Wilder thinks Fury would be “stupid” not to take the rematch with him, but he would fully understand if it he chooses not to take the fight. Wilder says that his knockout of Fury in the 12th took something from him. Wilder calls it a “knockout” despite it being counted as just knockdown due to the referee Jack Reiss giving a count with Fury seemingly unconscious for the first half of the count. Wilder thinks Fury won’t be the same after that vicious knockout, and might not want to deal the possibility of that happening to him again. Wilder believes that Fury thinks about that knockdown everyday.
“We’re going to see who is the last heavyweight champion standing,” Wilder said. “We’re going to see who the last man is standing, and I guarantee you, it’s going to be me. I promise you that. Didn’t I say Fury was going to go timber? It happened. That’s what he thinks about all the time, that traumatic moment. It would be a stupid move not to fight me, but I would understand it, because I hit the hardest in the division. I’m the most scariest fighter in the division, hands down,” Wilder said.

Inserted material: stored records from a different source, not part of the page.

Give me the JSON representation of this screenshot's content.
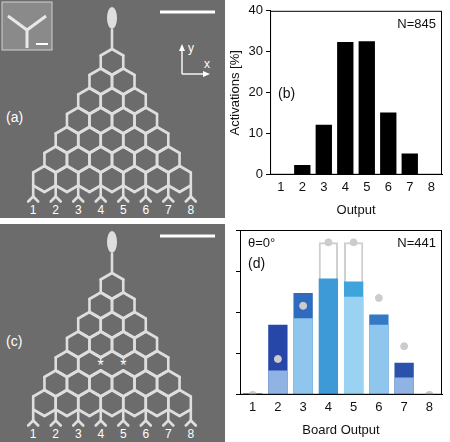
{
  "diagrams": [
    {
      "label": "(a)",
      "axis_labels": [
        "y",
        "x"
      ],
      "outputs": [
        "1",
        "2",
        "3",
        "4",
        "5",
        "6",
        "7",
        "8"
      ]
    },
    {
      "label": "(c)",
      "outputs": [
        "1",
        "2",
        "3",
        "4",
        "5",
        "6",
        "7",
        "8"
      ],
      "marks": [
        "*",
        "*"
      ]
    }
  ],
  "chart_data": [
    {
      "type": "bar",
      "panel": "(b)",
      "annotations": [
        "N=845"
      ],
      "x_label": "Output",
      "y_label": "Activations [%]",
      "categories": [
        "1",
        "2",
        "3",
        "4",
        "5",
        "6",
        "7",
        "8"
      ],
      "values": [
        0,
        2.4,
        12.2,
        32.4,
        32.6,
        15.2,
        5.2,
        0
      ],
      "color": "#000000",
      "ylim": [
        0,
        40
      ],
      "yticks": [
        0,
        10,
        20,
        30,
        40
      ],
      "grid": false
    },
    {
      "type": "bar",
      "panel": "(d)",
      "annotations": [
        "θ=0°",
        "N=441"
      ],
      "x_label": "Board Output",
      "categories": [
        "1",
        "2",
        "3",
        "4",
        "5",
        "6",
        "7",
        "8"
      ],
      "ylim": [
        0,
        40
      ],
      "yticks": [
        0,
        10,
        20,
        30,
        40
      ],
      "tick_labels": "x",
      "grid": false,
      "series": [
        {
          "type": "bar",
          "line_style": "solid",
          "color": "#cfcfcf",
          "values": [
            0,
            0,
            0,
            37,
            37,
            0,
            0,
            0
          ]
        },
        {
          "type": "bar",
          "colors": [
            "#1f3f9a",
            "#2747a8",
            "#2f6cc0",
            "#3d9ad6",
            "#3fa4dc",
            "#3479c6",
            "#2a52ad",
            "#1f3f9a"
          ],
          "values": [
            0.3,
            17,
            24.7,
            28.2,
            27.5,
            19.5,
            7.8,
            0
          ]
        },
        {
          "type": "bar",
          "colors": [
            "#8fb3e3",
            "#8fb3e3",
            "#8ec6ee",
            "#9ad2f2",
            "#9ad2f2",
            "#8ec6ee",
            "#8fb3e3",
            "#8fb3e3"
          ],
          "values": [
            0,
            5.9,
            18.6,
            0,
            23.8,
            17,
            4.2,
            0
          ]
        },
        {
          "type": "line",
          "marker": "circle",
          "line_style": "none",
          "color": "#cccccc",
          "values": [
            0,
            8.7,
            21.6,
            37,
            37,
            23.5,
            11.8,
            0
          ]
        }
      ]
    }
  ]
}
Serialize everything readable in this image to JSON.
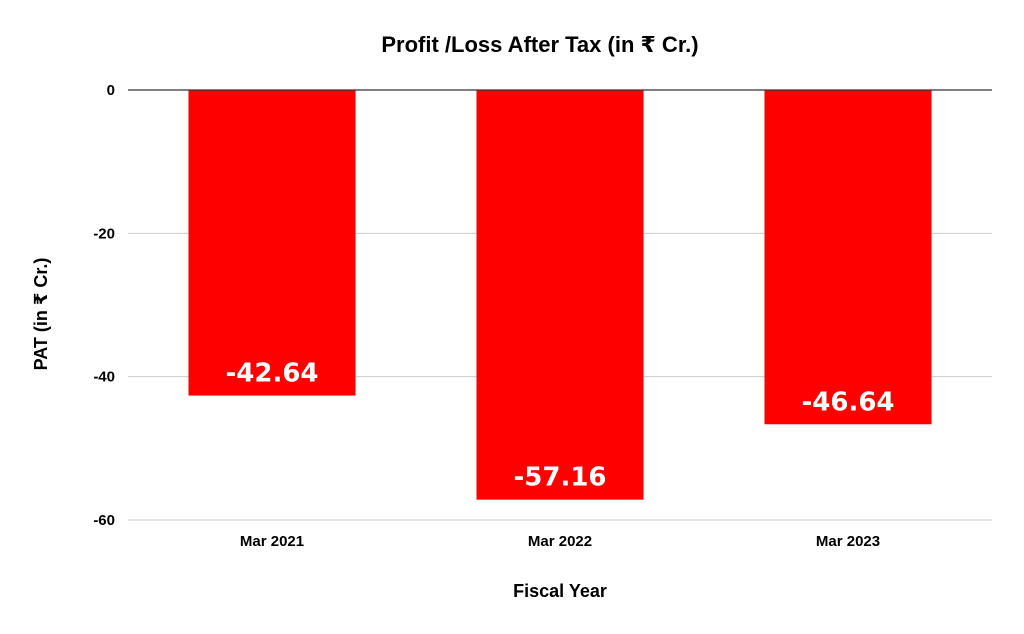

The way Fury was knocked unconscious by Wilder in the 12th round, it’s difficult imagining him coming back from that to be the same fighter. In a lot of cases when a fighter is knocked out the way Fury was, they become prone to suffering additional knockouts, and their career quickly goes downhill. Top Rank Boxing promoter Bob Arum obviously saw how badly hurt Fury was by Wilder in the 12th round last December, and he might not want to risk having him get knocked cold a second time. With all the money Top Rank is paying Fury, they’re not going to want to see him get damaged. There’s too much money for Fury to make Top Rank for his future fight against Anthony Joshua. That’s likely the end game for Top Rank. It’s posssible that Top Rank will have Fury swerve the Wilder rematch, and instead put him in a serious of showcase fights [read: mismatches] until he gets the big Joshua cash out fight. With that big payday, they can get at least two fights out of Fury before they deplete that match-up. From there, they’ll possibly look Wilder’s way and setup the rematch with him. If Fury loses twice to Joshua, obviously the Wilder rematch won’t be the same as it was, but there will still be a lot of interest in that fight from the boxing public given how close Tyson came to beating Deontay last December.
“I think something in between will make it lose a little steam, because people are so crazy right now,” Wilder said about the Fury rematch needing to take place next in order for the boxing public to continue to be excited about it. “People want it now, now, now and now. But anyone that fights me, I take something from them. The head isn’t meant to be hit. All the fighters I’ve fought, I’ve taken something from them.”
It’s out of Fury’s hands, who he fights next. He even said it himself earlier today in telling the boxing media that he’ll fight whoever his promoters put in front of him. Fury’s answer to the question of who he’ll fight next showed a certain passivity that suggests that he’s to let his co-promoters at Top Rank make the decisions for him in picking out his opponents. That means Top Rank will very likely have Fury fighting these guys for his next three to four fights:
– Kubrat Pulev
– Bryant Jennings
– Joseph Parker
– Agit Kabayel
“Three,” Wilder said when asked how many fights he wants in 2019. “If anyone can accomplish that, it’s me. These guys don’t want to fight Luis Ortiz. He’s been trying to fight these guys. People talk about his age. That’s an easy excuse,” Wilder said.